JPMorgan Mid Cap Equity Fund earns an Above Average Process Pillar rating.
The main driver of the rating is the fund's strong long-term risk-adjusted performance. This can be seen in its five-year alpha calculated relative to the category index, which suggests that the managers have shown skill in their allocation of risk. The parent firm's five-year risk-adjusted success ratio of 56% also strengthens the process. The measure indicates the percentage of a firm's funds that survived and beat their respective category's median Morningstar Risk-Adjusted Return for the period. Their impressive success ratio suggests that the firm does well for investors and that this fund may benefit from that. Lastly, the process is limited by being an actively managed strategy. Historical data, such as Morningstar's Active/Passive Barometer, finds that actively managed funds have generally underperformed their passive counterparts, especially over longer time horizons.

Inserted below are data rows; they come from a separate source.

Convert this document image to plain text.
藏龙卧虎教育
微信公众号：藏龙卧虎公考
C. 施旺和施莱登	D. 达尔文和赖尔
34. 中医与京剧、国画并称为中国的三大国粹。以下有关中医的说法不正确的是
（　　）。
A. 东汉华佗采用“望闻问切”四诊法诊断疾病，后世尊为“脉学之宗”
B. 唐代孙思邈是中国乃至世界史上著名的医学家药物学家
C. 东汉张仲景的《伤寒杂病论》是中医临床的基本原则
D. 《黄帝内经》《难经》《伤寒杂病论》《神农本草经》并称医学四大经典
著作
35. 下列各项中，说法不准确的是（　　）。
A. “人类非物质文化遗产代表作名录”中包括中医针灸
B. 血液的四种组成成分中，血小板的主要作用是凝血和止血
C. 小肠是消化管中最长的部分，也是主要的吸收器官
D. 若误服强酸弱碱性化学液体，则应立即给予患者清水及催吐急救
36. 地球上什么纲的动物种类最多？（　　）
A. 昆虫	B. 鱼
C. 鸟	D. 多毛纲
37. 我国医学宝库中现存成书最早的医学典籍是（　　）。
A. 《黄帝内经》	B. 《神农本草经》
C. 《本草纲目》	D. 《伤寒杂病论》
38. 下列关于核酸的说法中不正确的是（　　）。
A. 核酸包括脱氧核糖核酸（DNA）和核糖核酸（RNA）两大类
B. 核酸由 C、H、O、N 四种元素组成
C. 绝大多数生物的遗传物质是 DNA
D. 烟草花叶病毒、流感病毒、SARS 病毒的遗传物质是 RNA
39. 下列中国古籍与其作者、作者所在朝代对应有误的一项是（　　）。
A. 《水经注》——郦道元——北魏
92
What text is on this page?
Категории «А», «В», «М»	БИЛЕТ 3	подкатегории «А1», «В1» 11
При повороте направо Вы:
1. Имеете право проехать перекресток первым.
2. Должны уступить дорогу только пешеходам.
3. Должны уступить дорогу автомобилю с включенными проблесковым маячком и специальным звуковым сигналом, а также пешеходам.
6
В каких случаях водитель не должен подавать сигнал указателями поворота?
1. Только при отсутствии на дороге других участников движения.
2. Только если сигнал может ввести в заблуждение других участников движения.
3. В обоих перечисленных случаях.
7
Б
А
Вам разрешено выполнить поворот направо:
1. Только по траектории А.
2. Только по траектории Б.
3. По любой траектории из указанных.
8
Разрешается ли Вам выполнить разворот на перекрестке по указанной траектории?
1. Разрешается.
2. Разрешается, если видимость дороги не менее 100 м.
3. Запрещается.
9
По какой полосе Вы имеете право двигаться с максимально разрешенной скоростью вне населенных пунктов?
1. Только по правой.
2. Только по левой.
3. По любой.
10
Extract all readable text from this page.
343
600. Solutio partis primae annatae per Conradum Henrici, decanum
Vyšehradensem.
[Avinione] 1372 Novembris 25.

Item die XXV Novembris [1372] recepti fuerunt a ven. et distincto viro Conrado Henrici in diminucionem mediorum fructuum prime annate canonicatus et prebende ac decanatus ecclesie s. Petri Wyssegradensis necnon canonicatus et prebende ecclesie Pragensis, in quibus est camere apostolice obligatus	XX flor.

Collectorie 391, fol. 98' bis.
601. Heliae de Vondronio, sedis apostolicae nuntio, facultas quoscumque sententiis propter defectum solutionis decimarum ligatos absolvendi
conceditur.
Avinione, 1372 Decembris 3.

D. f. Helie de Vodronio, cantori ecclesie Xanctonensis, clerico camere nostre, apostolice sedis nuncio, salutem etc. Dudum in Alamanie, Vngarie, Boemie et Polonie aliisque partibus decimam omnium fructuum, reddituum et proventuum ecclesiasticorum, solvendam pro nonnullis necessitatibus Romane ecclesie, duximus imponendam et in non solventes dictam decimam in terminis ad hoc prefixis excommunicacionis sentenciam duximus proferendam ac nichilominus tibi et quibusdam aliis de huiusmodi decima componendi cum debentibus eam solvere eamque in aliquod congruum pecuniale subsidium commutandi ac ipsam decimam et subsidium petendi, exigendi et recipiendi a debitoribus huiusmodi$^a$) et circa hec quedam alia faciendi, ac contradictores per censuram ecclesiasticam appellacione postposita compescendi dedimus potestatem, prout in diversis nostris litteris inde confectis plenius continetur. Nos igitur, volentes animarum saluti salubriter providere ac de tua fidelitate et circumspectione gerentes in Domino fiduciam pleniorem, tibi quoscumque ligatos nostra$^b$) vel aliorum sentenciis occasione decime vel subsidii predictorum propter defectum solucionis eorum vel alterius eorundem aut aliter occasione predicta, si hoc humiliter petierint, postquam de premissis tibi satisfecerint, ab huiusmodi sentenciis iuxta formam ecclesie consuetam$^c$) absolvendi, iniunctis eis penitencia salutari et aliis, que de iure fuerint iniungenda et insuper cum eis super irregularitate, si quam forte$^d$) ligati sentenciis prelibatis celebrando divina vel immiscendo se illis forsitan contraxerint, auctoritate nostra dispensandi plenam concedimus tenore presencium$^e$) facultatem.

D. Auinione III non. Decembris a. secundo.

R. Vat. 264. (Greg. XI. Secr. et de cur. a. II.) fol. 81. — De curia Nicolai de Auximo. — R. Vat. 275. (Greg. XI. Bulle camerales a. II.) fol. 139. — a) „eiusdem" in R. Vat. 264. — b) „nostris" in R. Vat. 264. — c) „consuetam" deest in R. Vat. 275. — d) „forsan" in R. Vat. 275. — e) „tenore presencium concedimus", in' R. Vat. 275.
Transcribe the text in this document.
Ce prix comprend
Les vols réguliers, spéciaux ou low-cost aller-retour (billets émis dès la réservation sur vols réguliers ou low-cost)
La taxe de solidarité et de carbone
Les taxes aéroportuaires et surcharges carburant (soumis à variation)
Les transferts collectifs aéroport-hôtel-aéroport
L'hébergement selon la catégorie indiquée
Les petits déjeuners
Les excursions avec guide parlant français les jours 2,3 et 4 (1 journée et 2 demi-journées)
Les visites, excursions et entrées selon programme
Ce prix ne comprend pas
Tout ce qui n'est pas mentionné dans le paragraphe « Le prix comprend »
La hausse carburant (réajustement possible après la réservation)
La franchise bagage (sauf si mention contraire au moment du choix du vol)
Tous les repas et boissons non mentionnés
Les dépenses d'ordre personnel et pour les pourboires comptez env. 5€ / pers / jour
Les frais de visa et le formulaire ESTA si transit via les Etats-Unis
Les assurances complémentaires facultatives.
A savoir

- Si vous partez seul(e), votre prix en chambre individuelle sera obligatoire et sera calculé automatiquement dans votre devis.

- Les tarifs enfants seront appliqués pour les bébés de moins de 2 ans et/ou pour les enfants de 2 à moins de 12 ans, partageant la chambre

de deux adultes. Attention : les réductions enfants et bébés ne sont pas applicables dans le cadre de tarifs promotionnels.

This strategy skews toward larger, more growth-oriented companies compared with its average peer in the Mid-Cap Blend Morningstar Category. Examining additional factor exposure, this strategy tilts consistently toward stocks with lower quality or the shares of companies with more financial leverage and lower profitability, compared with Morningstar Category peers over the past few years. Such positions do not tend to provide much ballast for a portfolio. In the latest month, the strategy was also less exposed to the Quality factor compared with Morningstar Category peers. This strategy's portfolio also has had exposure to more stocks with high dividend or buyback yields over peers in these years. High-yield stocks tend to be connected to more mature companies earning enough cash to return some to shareholders. At times, however, extreme market pressure can force them to cut their dividends, which hurts stock performance. Compared with category peers, the strategy also had more exposure to the Yield factor in the most recent month. In addition, this strategy has constantly held more illiquid stocks, evidenced by holdings' low trading volume, resulting in higher liquidity risk exposure than peers. Less-liquid stocks might offer strong returns to compensate for their risks, but they can be harder and more expensive to trade in bear markets. In recent months, the strategy also had less Liquidity factor exposure than its peers. More information on a fund and its respective category's factor exposure can be found in the Factor Profile module within the Portfolio section.
The portfolio is overweight in financial services by 3.1 percentage points in terms of assets compared with the category average, and its real estate allocation is similar to the category. The sectors with low exposure compared to category peers are basic materials and industrials; however, the allocations are similar to the category. The strategy owns 201 securities and is less top-heavy than peers. Specifically, 12.7% of the fund’s assets are concentrated within the top 10 fund holdings, as opposed to the typical peer's 15.4%. And in closing, in terms of portfolio turnover, on a year-over-year basis, 40% of the fund's holdings have turned over, whether through increasing, decreasing, or changing a position.